Report Casts Doubt on New Gas Investment in Appalachia

JOHNSTOWN, Pa. – Natural gas field development in Appalachia is unlikely to be profitable in the future because of the United States’ trend toward reducing its carbon footprint, according to a report from the Stockholm Environment Institute’s U.S. Center and the Ohio River Valley Institute. 

The report, “Risks for New Natural Gas Development in Appalachia,” is a quantitative assessment of how the region’s gas industry would fare in a low-carbon future. The authors analyzed 200 prospective gas projects in Pennsylvania, Ohio, and West Virginia, using data from Rystad Energy, an energy research and business intelligence agency. By assessing each field’s capital and operating costs, as well as the gas prices necessary to keep such fields profitable, the study found that the gas industry in Appalachia is vulnerable to sustained, low prices of domestic gas and natural gas liquids. 

“Our analysis shows that gas expansion in Appalachia is a risky investment,” said Peter Erickson, a senior scientist and climate policy program director with  Stockholm Environment Institute and the study’s lead author. “The calculations show that new gas developments face an array of serious financial risks that could render extraction from Marcellus gas fields unprofitable in the coming years.” 

The report finds that a rapidly decarbonizing economy – a specific policy aim of President Joe Biden – would severely undermine the profitability of Appalachian gas development, resulting in reduced production.
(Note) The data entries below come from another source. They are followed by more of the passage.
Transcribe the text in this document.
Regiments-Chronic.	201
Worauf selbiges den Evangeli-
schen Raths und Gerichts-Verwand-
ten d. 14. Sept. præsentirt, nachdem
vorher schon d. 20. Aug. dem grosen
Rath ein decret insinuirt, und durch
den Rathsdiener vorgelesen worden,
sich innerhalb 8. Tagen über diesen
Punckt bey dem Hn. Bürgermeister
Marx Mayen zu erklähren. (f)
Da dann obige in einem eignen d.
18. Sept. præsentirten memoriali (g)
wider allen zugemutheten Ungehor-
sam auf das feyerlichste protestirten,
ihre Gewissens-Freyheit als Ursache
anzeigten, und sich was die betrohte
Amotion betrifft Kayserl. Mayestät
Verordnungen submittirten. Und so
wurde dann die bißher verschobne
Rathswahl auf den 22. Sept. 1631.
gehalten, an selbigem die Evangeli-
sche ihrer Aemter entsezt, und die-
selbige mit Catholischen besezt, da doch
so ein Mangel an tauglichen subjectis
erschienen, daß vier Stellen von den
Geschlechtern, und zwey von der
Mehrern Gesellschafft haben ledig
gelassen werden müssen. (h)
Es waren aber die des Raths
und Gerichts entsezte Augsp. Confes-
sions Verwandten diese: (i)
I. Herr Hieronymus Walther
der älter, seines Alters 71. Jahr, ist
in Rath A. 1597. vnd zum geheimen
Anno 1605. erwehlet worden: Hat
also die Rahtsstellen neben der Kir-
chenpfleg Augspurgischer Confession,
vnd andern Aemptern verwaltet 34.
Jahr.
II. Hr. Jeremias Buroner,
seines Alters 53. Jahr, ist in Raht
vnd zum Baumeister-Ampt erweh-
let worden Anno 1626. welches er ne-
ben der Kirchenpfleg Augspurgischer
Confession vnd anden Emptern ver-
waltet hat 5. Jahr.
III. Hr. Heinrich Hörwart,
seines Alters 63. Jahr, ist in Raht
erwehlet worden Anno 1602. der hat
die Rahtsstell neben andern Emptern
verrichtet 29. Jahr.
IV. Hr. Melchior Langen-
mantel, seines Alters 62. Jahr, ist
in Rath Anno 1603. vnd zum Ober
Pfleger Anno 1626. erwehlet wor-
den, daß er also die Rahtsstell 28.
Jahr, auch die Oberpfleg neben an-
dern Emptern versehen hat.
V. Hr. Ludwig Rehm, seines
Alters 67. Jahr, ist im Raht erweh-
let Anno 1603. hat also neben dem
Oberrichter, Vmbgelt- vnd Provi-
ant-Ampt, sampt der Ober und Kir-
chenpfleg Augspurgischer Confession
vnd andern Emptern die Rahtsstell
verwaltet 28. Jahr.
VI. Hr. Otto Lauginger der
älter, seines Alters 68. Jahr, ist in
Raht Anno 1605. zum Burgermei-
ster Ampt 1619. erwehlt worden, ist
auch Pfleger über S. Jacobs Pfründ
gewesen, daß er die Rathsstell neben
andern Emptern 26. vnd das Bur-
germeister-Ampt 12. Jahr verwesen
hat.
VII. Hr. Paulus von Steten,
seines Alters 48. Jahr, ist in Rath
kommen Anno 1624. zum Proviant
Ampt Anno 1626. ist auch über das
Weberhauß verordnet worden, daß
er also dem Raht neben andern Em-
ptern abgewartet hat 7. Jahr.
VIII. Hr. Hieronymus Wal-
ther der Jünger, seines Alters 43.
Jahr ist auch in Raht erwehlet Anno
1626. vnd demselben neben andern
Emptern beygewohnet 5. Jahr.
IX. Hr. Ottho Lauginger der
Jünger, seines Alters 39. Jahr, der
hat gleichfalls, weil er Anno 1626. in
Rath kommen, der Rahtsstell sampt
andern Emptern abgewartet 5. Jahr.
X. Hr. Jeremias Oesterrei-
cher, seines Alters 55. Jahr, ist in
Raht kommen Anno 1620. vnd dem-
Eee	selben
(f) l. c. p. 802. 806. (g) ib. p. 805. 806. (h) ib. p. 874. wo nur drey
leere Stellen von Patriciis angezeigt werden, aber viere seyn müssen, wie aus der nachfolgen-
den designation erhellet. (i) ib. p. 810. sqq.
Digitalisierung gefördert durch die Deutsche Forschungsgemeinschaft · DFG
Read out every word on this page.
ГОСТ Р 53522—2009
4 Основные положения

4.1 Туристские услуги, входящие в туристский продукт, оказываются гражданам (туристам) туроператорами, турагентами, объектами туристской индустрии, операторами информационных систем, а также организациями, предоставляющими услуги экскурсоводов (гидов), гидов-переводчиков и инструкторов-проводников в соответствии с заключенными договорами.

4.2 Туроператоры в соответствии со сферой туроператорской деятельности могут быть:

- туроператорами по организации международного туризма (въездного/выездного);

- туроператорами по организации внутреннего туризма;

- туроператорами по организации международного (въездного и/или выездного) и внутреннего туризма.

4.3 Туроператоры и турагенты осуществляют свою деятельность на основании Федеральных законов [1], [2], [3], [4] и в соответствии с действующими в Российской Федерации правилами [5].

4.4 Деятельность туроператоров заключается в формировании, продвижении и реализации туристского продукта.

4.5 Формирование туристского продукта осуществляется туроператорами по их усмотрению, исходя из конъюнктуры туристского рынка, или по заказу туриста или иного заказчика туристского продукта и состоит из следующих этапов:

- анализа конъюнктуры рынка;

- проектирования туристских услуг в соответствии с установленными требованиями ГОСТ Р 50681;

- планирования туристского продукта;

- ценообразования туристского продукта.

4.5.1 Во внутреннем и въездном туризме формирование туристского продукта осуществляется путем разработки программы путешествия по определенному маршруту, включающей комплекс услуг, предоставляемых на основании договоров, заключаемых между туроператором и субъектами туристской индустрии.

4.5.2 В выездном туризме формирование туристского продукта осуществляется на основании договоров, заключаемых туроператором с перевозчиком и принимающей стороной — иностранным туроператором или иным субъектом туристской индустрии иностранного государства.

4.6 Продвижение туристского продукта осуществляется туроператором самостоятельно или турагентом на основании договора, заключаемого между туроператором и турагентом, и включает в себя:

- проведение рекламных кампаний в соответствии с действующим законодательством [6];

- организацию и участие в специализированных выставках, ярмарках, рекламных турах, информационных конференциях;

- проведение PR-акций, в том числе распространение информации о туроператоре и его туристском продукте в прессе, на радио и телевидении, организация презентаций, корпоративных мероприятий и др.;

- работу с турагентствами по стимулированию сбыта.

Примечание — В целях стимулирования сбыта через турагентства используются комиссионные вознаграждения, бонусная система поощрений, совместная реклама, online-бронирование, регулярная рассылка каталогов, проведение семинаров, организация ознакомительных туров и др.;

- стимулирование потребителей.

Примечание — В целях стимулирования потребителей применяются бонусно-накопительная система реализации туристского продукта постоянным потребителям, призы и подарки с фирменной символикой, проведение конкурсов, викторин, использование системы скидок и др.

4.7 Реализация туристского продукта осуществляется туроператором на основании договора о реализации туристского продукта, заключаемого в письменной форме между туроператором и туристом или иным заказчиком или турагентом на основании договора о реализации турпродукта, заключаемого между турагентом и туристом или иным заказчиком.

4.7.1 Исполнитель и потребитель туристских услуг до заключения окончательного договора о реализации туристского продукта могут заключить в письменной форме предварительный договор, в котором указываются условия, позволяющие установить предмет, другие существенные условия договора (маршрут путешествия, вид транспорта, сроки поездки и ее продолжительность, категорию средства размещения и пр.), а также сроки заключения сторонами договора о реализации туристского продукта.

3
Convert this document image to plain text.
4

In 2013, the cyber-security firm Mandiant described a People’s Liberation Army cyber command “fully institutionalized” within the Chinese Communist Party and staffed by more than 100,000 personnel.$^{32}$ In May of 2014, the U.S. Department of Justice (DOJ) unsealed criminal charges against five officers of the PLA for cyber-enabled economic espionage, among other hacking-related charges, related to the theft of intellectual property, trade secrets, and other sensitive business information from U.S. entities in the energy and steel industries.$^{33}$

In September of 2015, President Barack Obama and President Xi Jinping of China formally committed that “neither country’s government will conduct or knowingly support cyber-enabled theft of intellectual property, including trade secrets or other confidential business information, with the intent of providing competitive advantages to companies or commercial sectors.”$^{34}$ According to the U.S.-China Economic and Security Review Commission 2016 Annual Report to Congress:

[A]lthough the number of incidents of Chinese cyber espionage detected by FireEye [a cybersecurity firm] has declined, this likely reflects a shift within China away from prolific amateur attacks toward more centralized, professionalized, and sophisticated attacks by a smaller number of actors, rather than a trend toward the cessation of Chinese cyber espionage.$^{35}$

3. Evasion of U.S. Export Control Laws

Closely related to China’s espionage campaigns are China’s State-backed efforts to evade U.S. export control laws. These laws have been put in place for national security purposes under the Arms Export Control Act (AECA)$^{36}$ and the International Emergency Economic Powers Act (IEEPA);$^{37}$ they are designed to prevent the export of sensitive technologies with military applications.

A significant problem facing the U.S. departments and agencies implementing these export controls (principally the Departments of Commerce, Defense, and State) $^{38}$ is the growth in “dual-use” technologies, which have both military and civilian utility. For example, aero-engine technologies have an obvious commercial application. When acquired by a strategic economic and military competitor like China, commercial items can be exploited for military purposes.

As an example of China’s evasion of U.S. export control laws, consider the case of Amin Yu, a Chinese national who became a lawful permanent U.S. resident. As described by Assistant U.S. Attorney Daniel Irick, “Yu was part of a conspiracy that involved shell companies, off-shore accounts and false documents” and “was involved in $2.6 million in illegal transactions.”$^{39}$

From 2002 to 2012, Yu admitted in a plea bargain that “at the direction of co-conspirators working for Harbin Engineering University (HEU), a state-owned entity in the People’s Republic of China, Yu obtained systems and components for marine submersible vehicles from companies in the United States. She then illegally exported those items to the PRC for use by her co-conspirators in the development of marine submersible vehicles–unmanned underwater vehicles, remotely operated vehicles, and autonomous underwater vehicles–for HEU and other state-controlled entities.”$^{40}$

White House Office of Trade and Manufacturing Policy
Lower gas production would in turn crimp the output of natural gas byproducts like ethane that serve as feedstock for any petrochemical build-out. 

Royal Dutch Shell is building a $6 billion ethane cracker plant near Monaca, Pa. The plant will convert ethane liquid gas into ethylene, a byproduct used to manufacture plastic products.

“Communities in Appalachia know firsthand what happens when leaders fail to plan for markets that are moving away from fossil fuels,” said Joanne Kilgour, executive director of the Ohio River Valley Institute. “We already know that fracking has failed to deliver prosperity for the local communities that produce the gas. This report makes it clear that the region should plan for real economic development that can flourish in the 21st century.”